Предложение выставлять беженцам, спасающимся от преследования на родине, счета за въезд в США в размере, превышающем 50 000 долларов, поражает своей черствостью и является еще одним примером отказа экономиста отличать готовность платить от способности платить. Поэтому давайте рассмотрим другое рыночное предложение, направленное на решение проблемы беженцев, но не заставляющее их платить за спасение из своего кармана. Питер Шак, профессор права, предложил следующее.

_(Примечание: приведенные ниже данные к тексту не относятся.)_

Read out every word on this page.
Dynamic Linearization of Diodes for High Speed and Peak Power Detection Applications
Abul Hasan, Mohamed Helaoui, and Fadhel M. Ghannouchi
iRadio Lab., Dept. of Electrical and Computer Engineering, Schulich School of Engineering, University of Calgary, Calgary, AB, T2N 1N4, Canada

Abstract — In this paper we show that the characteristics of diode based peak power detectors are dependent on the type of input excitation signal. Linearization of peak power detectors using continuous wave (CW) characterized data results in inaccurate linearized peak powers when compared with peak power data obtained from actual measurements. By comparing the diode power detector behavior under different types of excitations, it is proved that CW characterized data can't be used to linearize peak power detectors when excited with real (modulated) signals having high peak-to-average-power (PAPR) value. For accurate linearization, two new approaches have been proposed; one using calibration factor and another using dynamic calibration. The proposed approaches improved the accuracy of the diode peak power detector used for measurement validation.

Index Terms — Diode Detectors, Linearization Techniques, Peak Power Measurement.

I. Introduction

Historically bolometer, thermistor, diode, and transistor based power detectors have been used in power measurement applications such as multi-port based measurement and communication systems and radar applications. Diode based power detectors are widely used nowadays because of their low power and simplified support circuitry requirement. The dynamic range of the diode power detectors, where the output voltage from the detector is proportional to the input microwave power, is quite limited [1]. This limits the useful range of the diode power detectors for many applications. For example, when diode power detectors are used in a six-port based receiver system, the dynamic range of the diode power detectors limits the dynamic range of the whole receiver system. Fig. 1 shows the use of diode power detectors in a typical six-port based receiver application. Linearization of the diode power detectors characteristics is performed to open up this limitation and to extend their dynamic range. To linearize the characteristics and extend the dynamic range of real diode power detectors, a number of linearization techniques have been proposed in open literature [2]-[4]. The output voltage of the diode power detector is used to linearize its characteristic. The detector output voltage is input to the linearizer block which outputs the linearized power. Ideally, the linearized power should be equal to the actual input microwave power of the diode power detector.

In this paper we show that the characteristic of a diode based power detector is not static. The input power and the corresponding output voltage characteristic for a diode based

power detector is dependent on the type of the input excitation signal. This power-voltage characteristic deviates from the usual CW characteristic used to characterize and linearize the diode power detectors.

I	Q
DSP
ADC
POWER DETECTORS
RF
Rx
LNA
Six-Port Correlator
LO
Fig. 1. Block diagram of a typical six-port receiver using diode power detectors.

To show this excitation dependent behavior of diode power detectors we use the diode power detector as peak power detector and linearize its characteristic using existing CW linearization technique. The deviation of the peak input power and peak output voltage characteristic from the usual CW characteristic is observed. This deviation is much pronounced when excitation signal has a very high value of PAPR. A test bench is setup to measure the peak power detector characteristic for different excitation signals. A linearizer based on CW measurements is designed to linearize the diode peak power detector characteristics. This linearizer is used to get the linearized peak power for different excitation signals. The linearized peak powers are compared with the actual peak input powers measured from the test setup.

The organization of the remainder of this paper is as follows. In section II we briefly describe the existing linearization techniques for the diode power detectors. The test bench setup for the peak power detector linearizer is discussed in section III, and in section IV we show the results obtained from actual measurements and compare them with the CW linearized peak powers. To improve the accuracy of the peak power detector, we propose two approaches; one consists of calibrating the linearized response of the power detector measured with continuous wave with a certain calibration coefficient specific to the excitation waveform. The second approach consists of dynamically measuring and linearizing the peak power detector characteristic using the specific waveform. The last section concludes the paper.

Пусть международный орган устанавливает для каждой страны ежегодную квоту беженцев, исходя из величины национального благосостояния. Затем всем странам предоставляется возможность покупать и продавать эти квоты друг другу. Так, например, если для Японии квота составляет 20 000 беженцев в год, но эта страна не желает их принимать, она может заплатить России или Уганде за то, чтобы эти страны приняли соответствующее количество беженцев вместо Японии. Согласно логике рынка, от такого подхода выигрывают все. Россия и Уганда получают новый источник пополнения государственного бюджета, Япония выполняет свои обязательства по приему беженцев, передав их на аутсорсинг, и значительно большее число беженцев находят для себя убежище[104].

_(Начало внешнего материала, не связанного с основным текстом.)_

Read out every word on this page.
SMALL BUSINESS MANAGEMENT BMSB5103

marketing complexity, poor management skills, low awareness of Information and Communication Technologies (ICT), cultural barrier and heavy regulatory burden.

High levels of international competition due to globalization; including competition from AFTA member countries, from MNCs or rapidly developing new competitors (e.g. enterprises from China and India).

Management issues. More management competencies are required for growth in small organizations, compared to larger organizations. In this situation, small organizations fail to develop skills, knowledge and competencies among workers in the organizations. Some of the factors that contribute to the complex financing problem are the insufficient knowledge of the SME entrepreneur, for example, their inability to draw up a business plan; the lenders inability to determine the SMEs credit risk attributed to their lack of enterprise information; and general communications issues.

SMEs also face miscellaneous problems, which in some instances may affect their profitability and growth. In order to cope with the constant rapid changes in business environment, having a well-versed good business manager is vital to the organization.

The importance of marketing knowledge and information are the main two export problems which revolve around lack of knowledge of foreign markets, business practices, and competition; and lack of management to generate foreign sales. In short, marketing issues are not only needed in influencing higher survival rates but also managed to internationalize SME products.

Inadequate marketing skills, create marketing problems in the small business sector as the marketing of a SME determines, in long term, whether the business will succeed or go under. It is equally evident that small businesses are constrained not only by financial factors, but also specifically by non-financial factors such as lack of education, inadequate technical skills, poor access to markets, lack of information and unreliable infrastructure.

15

Однако существует нечто неприятное в создании рынка беженцев, несмотря на то, что это позволит большему их числу найти убежище. Что же вызывает это неприятие? Ответ, видимо, заключается в том, что рынок беженцев меняет наше представление о том, кем являются эти люди и как к ним следует относиться. Описанный подход призывает участников такого рынка – покупателей, продавцов, а также тех, чьи убежища являются предметом торга, – воспринимать беженцев как бремя, от которого нужно избавиться, или как источник дохода, а не относиться к ним как к людям, оказавшимся в опасности.

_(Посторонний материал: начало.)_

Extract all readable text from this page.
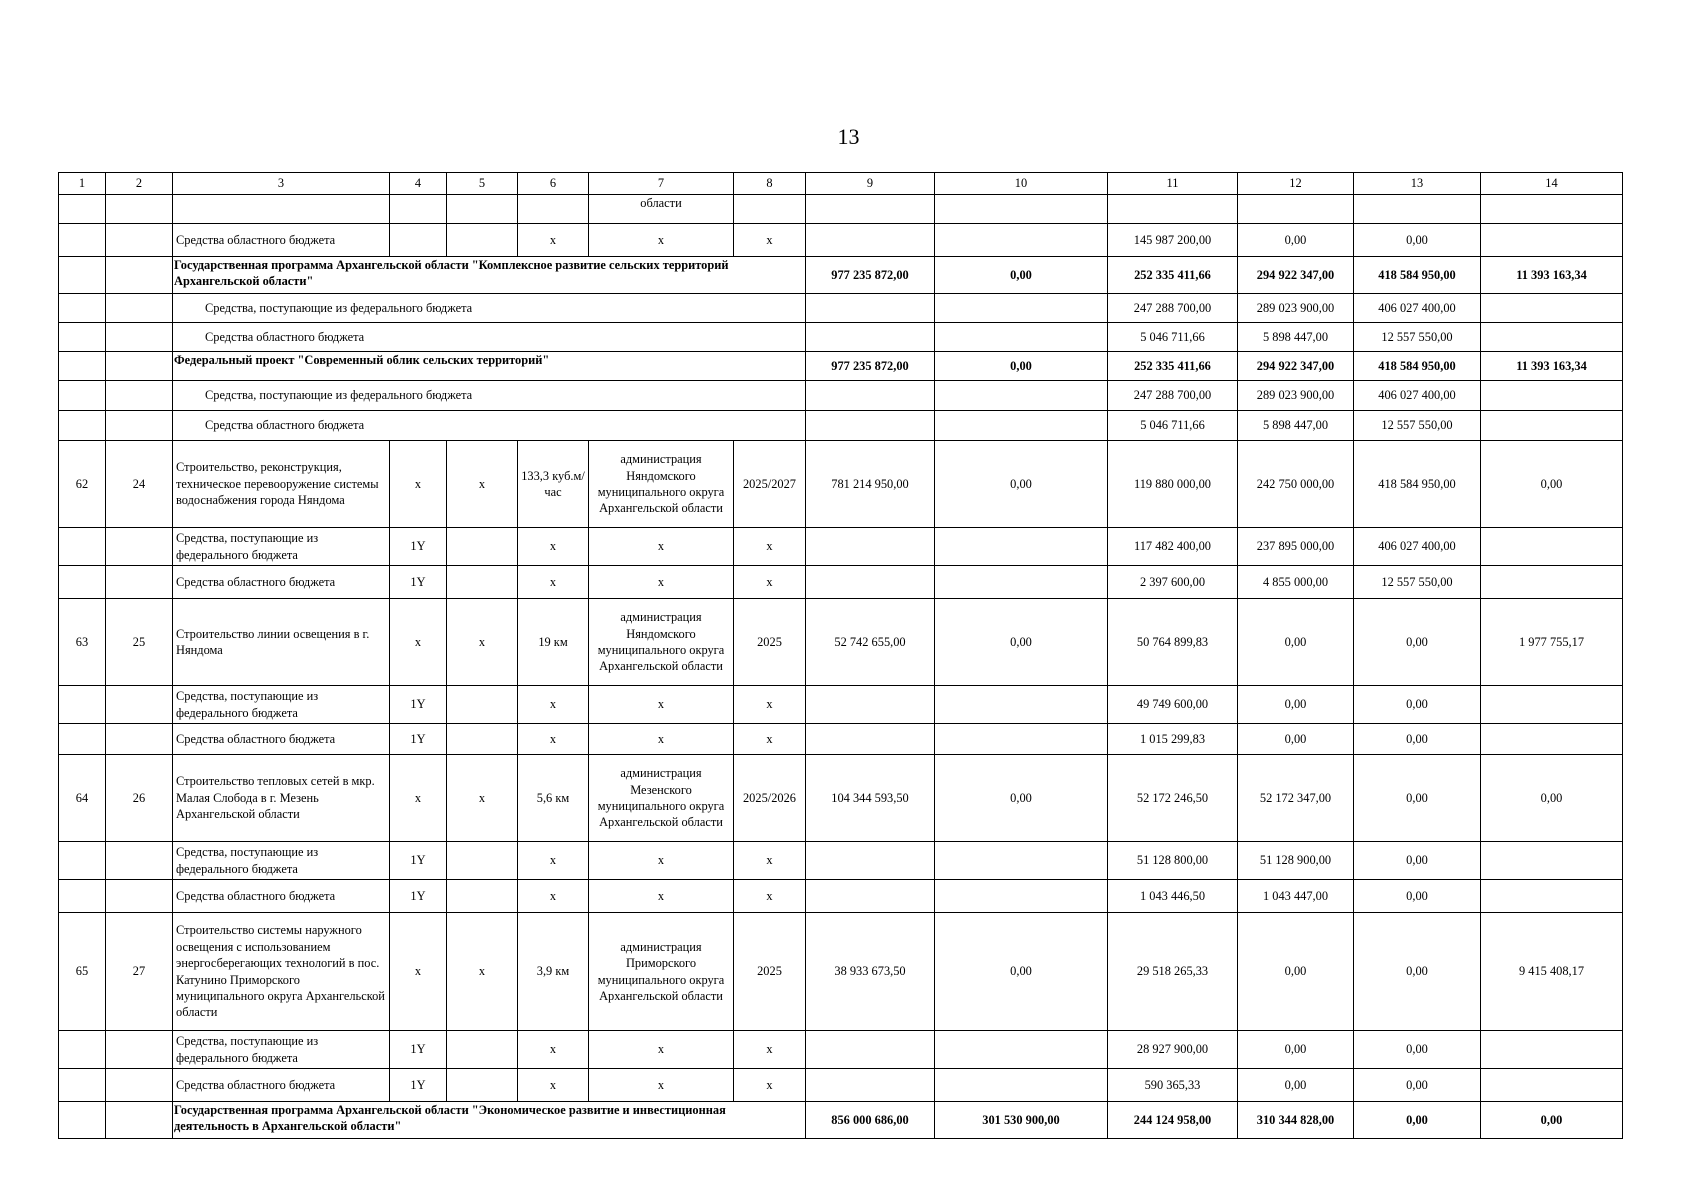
13
1	2	3	4	5	6	7	8	9	10	11	12	13	14
						области							
		Средства областного бюджета			х	х	х			145 987 200,00	0,00	0,00	
		Государственная программа Архангельской области "Комплексное развитие сельских территорий Архангельской области"						977 235 872,00	0,00	252 335 411,66	294 922 347,00	418 584 950,00	11 393 163,34
		Средства, поступающие из федерального бюджета								247 288 700,00	289 023 900,00	406 027 400,00	
		Средства областного бюджета								5 046 711,66	5 898 447,00	12 557 550,00	
		Федеральный проект "Современный облик сельских территорий"						977 235 872,00	0,00	252 335 411,66	294 922 347,00	418 584 950,00	11 393 163,34
		Средства, поступающие из федерального бюджета								247 288 700,00	289 023 900,00	406 027 400,00	
		Средства областного бюджета								5 046 711,66	5 898 447,00	12 557 550,00	
62	24	Строительство, реконструкция, техническое перевооружение системы водоснабжения города Няндома	х	х	133,3 куб.м/час	администрация Няндомского муниципального округа Архангельской области	2025/2027	781 214 950,00	0,00	119 880 000,00	242 750 000,00	418 584 950,00	0,00
		Средства, поступающие из федерального бюджета	1Y		х	х	х			117 482 400,00	237 895 000,00	406 027 400,00	
		Средства областного бюджета	1Y		х	х	х			2 397 600,00	4 855 000,00	12 557 550,00	
63	25	Строительство линии освещения в г. Няндома	х	х	19 км	администрация Няндомского муниципального округа Архангельской области	2025	52 742 655,00	0,00	50 764 899,83	0,00	0,00	1 977 755,17
		Средства, поступающие из федерального бюджета	1Y		х	х	х			49 749 600,00	0,00	0,00	
		Средства областного бюджета	1Y		х	х	х			1 015 299,83	0,00	0,00	
64	26	Строительство тепловых сетей в мкр. Малая Слобода в г. Мезень Архангельской области	х	х	5,6 км	администрация Мезенского муниципального округа Архангельской области	2025/2026	104 344 593,50	0,00	52 172 246,50	52 172 347,00	0,00	0,00
		Средства, поступающие из федерального бюджета	1Y		х	х	х			51 128 800,00	51 128 900,00	0,00	
		Средства областного бюджета	1Y		х	х	х			1 043 446,50	1 043 447,00	0,00	
65	27	Строительство системы наружного освещения с использованием энергосберегающих технологий в пос. Катунино Приморского муниципального округа Архангельской области	х	х	3,9 км	администрация Приморского муниципального округа Архангельской области	2025	38 933 673,50	0,00	29 518 265,33	0,00	0,00	9 415 408,17
		Средства, поступающие из федерального бюджета	1Y		х	х	х			28 927 900,00	0,00	0,00	
		Средства областного бюджета	1Y		х	х	х			590 365,33	0,00	0,00	
		Государственная программа Архангельской области "Экономическое развитие и инвестиционная деятельность в Архангельской области"						856 000 686,00	301 530 900,00	244 124 958,00	310 344 828,00	0,00	0,00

Можно как признать наличие уничижительного эффекта рынка беженцев, так и сделать вывод о том, что эта схема принесет больше пользы, нежели вреда. Важно то, что данный пример свидетельствует – рынок не просто инструмент. Он воплощает в жизнь определенные нормы и правила. Он предлагает – и поощряет – определенные способы оценки благ, становящихся предметами торга.
Экономисты часто заявляют о том, что рынки не вмешиваются в свойства и не могут портить товары, распределение которых они регулируют. Но это не соответствует действительности. Рынки вызывают изменения социальных норм. Во многих случаях рыночные стимулы подрывают или вытесняют нерыночные мотивы поведения людей.
Опыт некоторых детских садов в Израиле показывает, как это может произойти. Центры столкнулись с известной проблемой: иногда родители приезжали, чтобы забрать своих детей, довольно поздно. Воспитателям приходилось оставаться с детьми до тех пор, пока последнего из них не заберут припозднившиеся родители. Чтобы решить эту проблему, центры ввели для родителей штрафы за опоздание. Как вы думаете, к чему это привело? Количество опозданий в итоге даже увеличилось[105].
Если исходить из предположения о том, что люди реагируют на стимулы, такой результат выглядит странным. Можно было ожидать, что штрафы уменьшат, а не увеличат количество опозданий. Почему же этого не произошло? С введением денежной платы изменилось отношение людей к опозданиям. Раньше опоздавшие родители чувствовали себя виноватыми в том, что они создают неудобства для воспитателей, вынужденных проводить с их детьми дополнительное время. Теперь же опаздывающие родители стали воспринимать это как услугу, за которую они готовы платить. Они не отнеслись к этой плате как к штрафу и опаздывали теперь уже «с чистой совестью». Вместо того чтобы обременять воспитателя своим опозданием, они просто оплачивали сверхурочную работу.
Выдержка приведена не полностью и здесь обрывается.